The use of “adapted to” or “configured to” herein is meant as open and inclusive language that does not foreclose devices adapted to or configured to perform additional tasks or steps. Additionally, the use of “based on” is meant to be open and inclusive, in that a process, step, calculation, or other action “based on” one or more recited conditions or values may, in practice, be based on additional conditions or values beyond those recited. Headings, lists, and numbering included herein are for ease of explanation only and are not meant to be limiting.
Embodiments in accordance with aspects of the present subject matter can be implemented in digital electronic circuitry, in computer hardware, firmware, software, or in combinations of the preceding. In one embodiment, a computer may comprise a processor or processors. The processor comprises or has access to a computer-readable medium, such as a random access memory (RAM) coupled to the processor. The processor executes computer-executable program instructions stored in memory, such as executing one or more computer programs including a sensor sampling routine, selection routines, and other routines to perform the methods described above.
Such processors may comprise a microprocessor, a digital signal processor (DSP), an application-specific integrated circuit (ASIC), field programmable gate arrays (FPGAs), and state machines.

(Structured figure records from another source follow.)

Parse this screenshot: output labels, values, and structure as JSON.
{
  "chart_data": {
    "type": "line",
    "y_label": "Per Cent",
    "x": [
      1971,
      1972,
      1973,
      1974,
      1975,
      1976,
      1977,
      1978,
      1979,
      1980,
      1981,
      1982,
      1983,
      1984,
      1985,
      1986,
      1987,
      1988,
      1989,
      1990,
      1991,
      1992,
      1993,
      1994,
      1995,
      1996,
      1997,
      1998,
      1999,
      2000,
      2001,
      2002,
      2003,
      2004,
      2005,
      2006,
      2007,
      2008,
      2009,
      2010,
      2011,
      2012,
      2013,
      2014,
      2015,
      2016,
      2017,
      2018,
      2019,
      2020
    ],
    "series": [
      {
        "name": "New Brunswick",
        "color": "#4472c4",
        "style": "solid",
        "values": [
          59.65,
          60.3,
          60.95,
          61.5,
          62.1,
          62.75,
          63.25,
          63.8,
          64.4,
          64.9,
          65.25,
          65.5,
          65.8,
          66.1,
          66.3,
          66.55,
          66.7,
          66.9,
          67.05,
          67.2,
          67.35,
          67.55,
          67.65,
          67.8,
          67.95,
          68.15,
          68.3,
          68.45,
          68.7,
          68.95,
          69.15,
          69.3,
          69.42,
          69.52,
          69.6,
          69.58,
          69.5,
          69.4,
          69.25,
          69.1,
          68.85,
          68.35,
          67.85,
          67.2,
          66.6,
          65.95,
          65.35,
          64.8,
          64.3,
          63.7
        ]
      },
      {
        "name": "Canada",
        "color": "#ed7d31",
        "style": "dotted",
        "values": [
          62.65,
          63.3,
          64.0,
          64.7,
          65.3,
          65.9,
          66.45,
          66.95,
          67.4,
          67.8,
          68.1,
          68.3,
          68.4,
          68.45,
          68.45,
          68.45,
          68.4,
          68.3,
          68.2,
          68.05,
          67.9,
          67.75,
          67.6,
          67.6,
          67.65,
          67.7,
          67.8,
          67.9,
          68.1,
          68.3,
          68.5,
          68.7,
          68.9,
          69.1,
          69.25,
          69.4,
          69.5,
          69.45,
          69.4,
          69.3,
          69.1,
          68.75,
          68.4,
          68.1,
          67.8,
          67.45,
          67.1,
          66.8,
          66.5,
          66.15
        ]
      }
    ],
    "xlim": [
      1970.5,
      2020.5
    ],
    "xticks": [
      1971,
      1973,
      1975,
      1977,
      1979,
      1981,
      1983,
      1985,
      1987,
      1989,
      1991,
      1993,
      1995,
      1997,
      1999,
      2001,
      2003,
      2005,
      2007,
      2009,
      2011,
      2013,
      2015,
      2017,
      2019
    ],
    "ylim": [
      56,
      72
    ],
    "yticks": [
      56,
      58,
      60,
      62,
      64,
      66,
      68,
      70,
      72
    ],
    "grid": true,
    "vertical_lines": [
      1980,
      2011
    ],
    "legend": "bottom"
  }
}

Such processors may further comprise programmable electronic devices such as PLCs, programmable interrupt controllers (PICs), programmable logic devices (PLDs), programmable read-only memories (PROMs), electronically programmable read-only memories (EPROMs or EEPROMs), or other similar devices.
Such processors may comprise, or may be in communication with, media, for example tangible computer-readable media, that may store instructions that, when executed by the processor, can cause the processor to perform the steps described herein as carried out, or assisted, by a processor. Embodiments of computer-readable media may comprise, but are not limited to, all electronic, optical, magnetic, or other storage devices capable of providing a processor, such as the processor in a web server, with computer-readable instructions. Other examples of media comprise, but are not limited to, a floppy disk, CD-ROM, magnetic disk, memory chip, ROM, RAM, ASIC, configured processor, all optical media, all magnetic tape or other magnetic media, or any other medium from which a computer processor can read. Also, various other devices may include computer-readable media, such as a router, private or public network, or other transmission device. The processor, and the processing, described may be in one or more structures, and may be dispersed through one or more structures. The processor may comprise code for carrying out one or more of the methods (or parts of methods) described herein.
While the present subject matter has been described in detail with respect to specific embodiments thereof, it will be appreciated that those skilled in the art, upon attaining an understanding of the foregoing may readily produce alterations to, variations of, and equivalents to such embodiments. Accordingly, it should be understood that the present disclosure has been presented for purposes of example rather than limitation, and does not preclude inclusion of such modifications, variations and/or additions to the present subject matter as would be readily apparent to one of ordinary skill in the art.